旁侧的吴妈妈拉了拉,提醒着她,白曼露不爱那种有烟尘,又有很大机油气味的地方。
于是,她就说,“那算了。没关系,我今天穿了新衣服,也不爱沾得一身。”
顾承璟见她自己打退堂鼓,省得纠缠,就只说,“你要是想逛南京,我可以喊个人陪你去。”

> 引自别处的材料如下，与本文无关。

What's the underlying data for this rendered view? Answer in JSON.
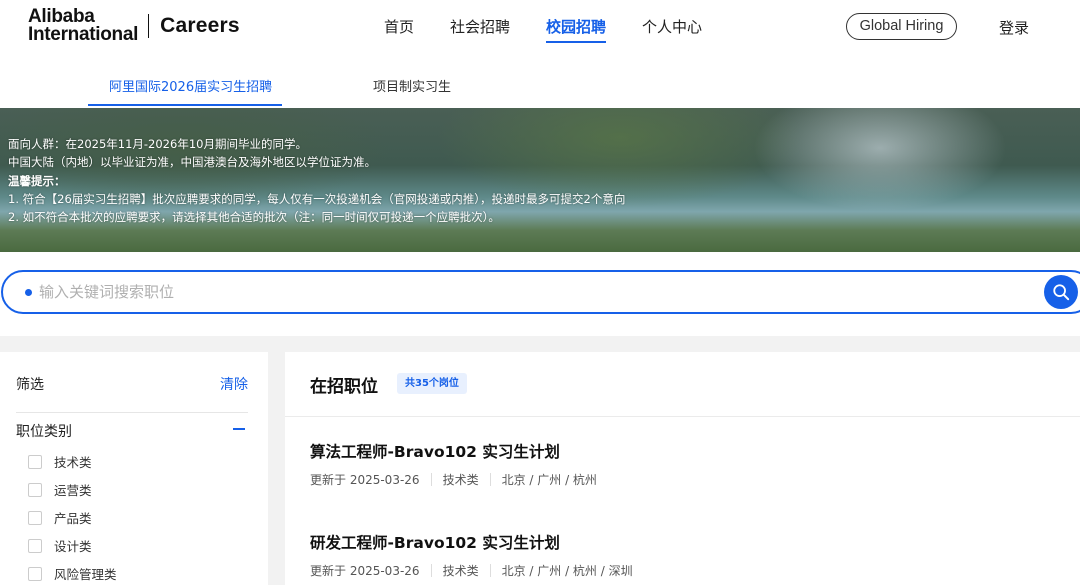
{
  "brand": {
    "line1": "Alibaba",
    "line2": "International",
    "product": "Careers"
  },
  "nav": [
    {
      "label": "首页",
      "active": false
    },
    {
      "label": "社会招聘",
      "active": false
    },
    {
      "label": "校园招聘",
      "active": true
    },
    {
      "label": "个人中心",
      "active": false
    }
  ],
  "global_hiring_label": "Global Hiring",
  "login_label": "登录",
  "subtabs": [
    {
      "label": "阿里国际2026届实习生招聘",
      "active": true
    },
    {
      "label": "项目制实习生",
      "active": false
    }
  ],
  "banner": {
    "lines": [
      "面向人群：在2025年11月-2026年10月期间毕业的同学。",
      "中国大陆（内地）以毕业证为准，中国港澳台及海外地区以学位证为准。",
      "温馨提示：",
      "1. 符合【26届实习生招聘】批次应聘要求的同学，每人仅有一次投递机会（官网投递或内推），投递时最多可提交2个意向",
      "2. 如不符合本批次的应聘要求，请选择其他合适的批次（注：同一时间仅可投递一个应聘批次）。"
    ]
  },
  "search": {
    "placeholder": "输入关键词搜索职位",
    "value": ""
  },
  "filter": {
    "title": "筛选",
    "clear_label": "清除",
    "category_title": "职位类别",
    "categories": [
      "技术类",
      "运营类",
      "产品类",
      "设计类",
      "风险管理类"
    ]
  },
  "jobs": {
    "title": "在招职位",
    "count_badge": "共35个岗位",
    "items": [
      {
        "title": "算法工程师-Bravo102 实习生计划",
        "updated": "更新于 2025-03-26",
        "category": "技术类",
        "locations": "北京 / 广州 / 杭州"
      },
      {
        "title": "研发工程师-Bravo102 实习生计划",
        "updated": "更新于 2025-03-26",
        "category": "技术类",
        "locations": "北京 / 广州 / 杭州 / 深圳"
      }
    ]
  },
  "colors": {
    "accent": "#1660e8",
    "text": "#111111",
    "muted": "#555555",
    "page_bg": "#f2f2f2"
  }
}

白舒童见撩不动一星半点,说得都口干舌燥了,丧气依靠在椅子背上,懒懒倦倦,像没骨头的猫咪,说,“顾三哥哥,我就要你陪啊。”
她的目光落在了他搭在中间椅子上的手。
想着,要不拉一拉?撒撒娇?
也还没等她想好,顾承璟就收回了手,也没给她机会,听了要他陪同的话,更是嘴边冷沁笑意。
嗯?
他笑什么?
有什么好笑的。
然后他还叹了一口气,放下了手中的茶碗,冷肃的眸子转向了她,白舒童被他盯得不由得直起了身子,不敢犯懒,也不敢娇嗔了。

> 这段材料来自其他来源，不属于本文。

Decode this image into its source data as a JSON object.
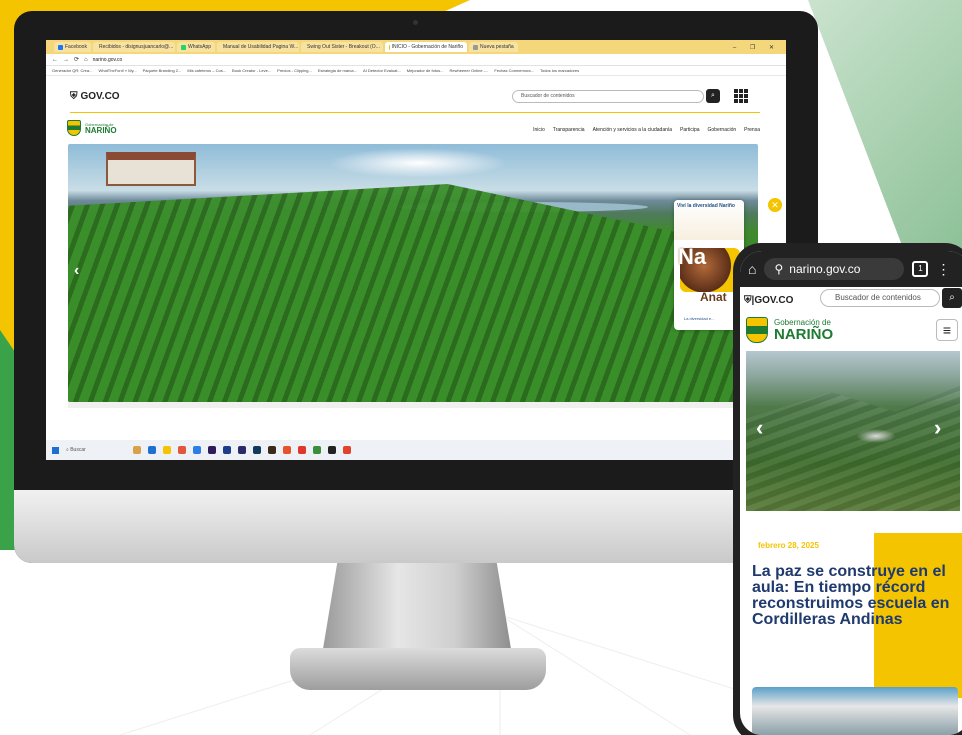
{
  "desktop": {
    "browser": {
      "tabs": [
        {
          "label": "Facebook",
          "color": "#1877f2"
        },
        {
          "label": "Recibidos - disignusjuancarlo@...",
          "color": "#d93025"
        },
        {
          "label": "WhatsApp",
          "color": "#25d366"
        },
        {
          "label": "Manual de Usabilidad Pagina W...",
          "color": "#0f9d58"
        },
        {
          "label": "Swing Out Sister - Breakout (O...",
          "color": "#ff0000"
        },
        {
          "label": "INICIO - Gobernación de Nariño",
          "color": "#f5c400",
          "active": true
        },
        {
          "label": "Nueva pestaña",
          "color": "#999999"
        }
      ],
      "window_controls": "– ❐ ✕",
      "url": "narino.gov.co",
      "bookmarks": [
        "Generador QR: Crea...",
        "WhatTheFont! » My...",
        "Paquete Branding 2...",
        "Mis cafeteros – Cos...",
        "Book Creator - Leve...",
        "Precios - Clipping...",
        "Estrategia de marca...",
        "AI Detector Evaluat...",
        "Mejorador de fotos...",
        "Rewheeeer Online -...",
        "Fechas Conmemora...",
        "Todos los marcadores"
      ]
    },
    "page": {
      "gov_logo": "GOV.CO",
      "search_placeholder": "Buscador de contenidos",
      "brand_small": "Gobernación de",
      "brand_big": "NARIÑO",
      "nav": [
        "Inicio",
        "Transparencia",
        "Atención y servicios a la ciudadanía",
        "Participa",
        "Gobernación",
        "Prensa"
      ],
      "popup": {
        "top_text": "Viví la diversidad Nariño",
        "big_letters": "Na",
        "ana": "Anat",
        "foot": "La diversidad e..."
      }
    },
    "taskbar": {
      "search": "Buscar",
      "clock": "^ ⊕ 🔊 ⊡"
    }
  },
  "phone": {
    "url": "narino.gov.co",
    "tab_count": "1",
    "gov_logo": "GOV.CO",
    "search_placeholder": "Buscador de contenidos",
    "brand_small": "Gobernación de",
    "brand_big": "NARIÑO",
    "date": "febrero 28, 2025",
    "headline": "La paz se construye en el aula: En tiempo récord reconstruimos escuela en Cordilleras Andinas"
  },
  "colors": {
    "brand_yellow": "#f5c400",
    "brand_green": "#1f7a33",
    "headline_blue": "#1f3a6e"
  }
}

“怎,怎么了......”她还是再试探地问了句,“陪我去吗,顾三哥哥。”
呕——
话音才落,顾和彬默默地吃得太饱了,咳嗽了两声,人还小,深深地叹了口气,还在吞咽着面包,可真的吃不下了,却不知道控制。
他还以为是噎住了,拿起桌上的牛奶还要往肚子里灌。
结果都吐了出来。
白花花的牛奶吐在白舒童的裙摆上,她躲不及,新做的大袖花样华丝葛衫及宝蓝长裙都脏了,就连珍珠鞋都遭殃。
娇小姐的脸上惨白。
也顾不及她,顾承璟提领了小侄子,赶紧帮着顺背,又见他小舌头还在伸着,还想吐,应该是嘴里还有东西,小家伙难受不懂得处理就哭了出来。
边哭边要吐,脸都涨红了。
哭声越来越大。
一众伺候的人都围了过来。
白舒童站了起来,因为一身的污秽本来要走,见顾承璟无措,下一刻顾和彬还要吐,她就伸了手,接了小不点的呕吐物,又让他啊地张开嘴,伸了食指,一点点地抠出来他口腔里的东西。
“他吃得很饱了,你别再逗他玩了。”
她叹了气,见他嘴里没东西,不会再呛着了,气息也都平稳了,才松了气息。
她又安慰小不点,“没事了啊,别哭了。别听你小叔说要吃多才能长高去开飞机,你就算今天吃得再多,也一夜长不到航校的要求。别听他忽悠你。”
她瞥看了顾承璟一眼。
没了讨好的神色。
吴妈妈去拿杯水的功夫,回来就见白舒童弄得身上狼狈,手上还脏兮,在顾承璟的面前一团糟,她赶紧拉着、喊着她去换衣服。
“哎哟,我的小姐。你看你,弄得这一身,还有酸味,快去换换。”
“知道了。”
这么一闹腾,顾承璟摸了摸已经平息下来的怀里小人儿,安慰着他不哭。而目光又随着出餐厅的人,黑瞳微沉着。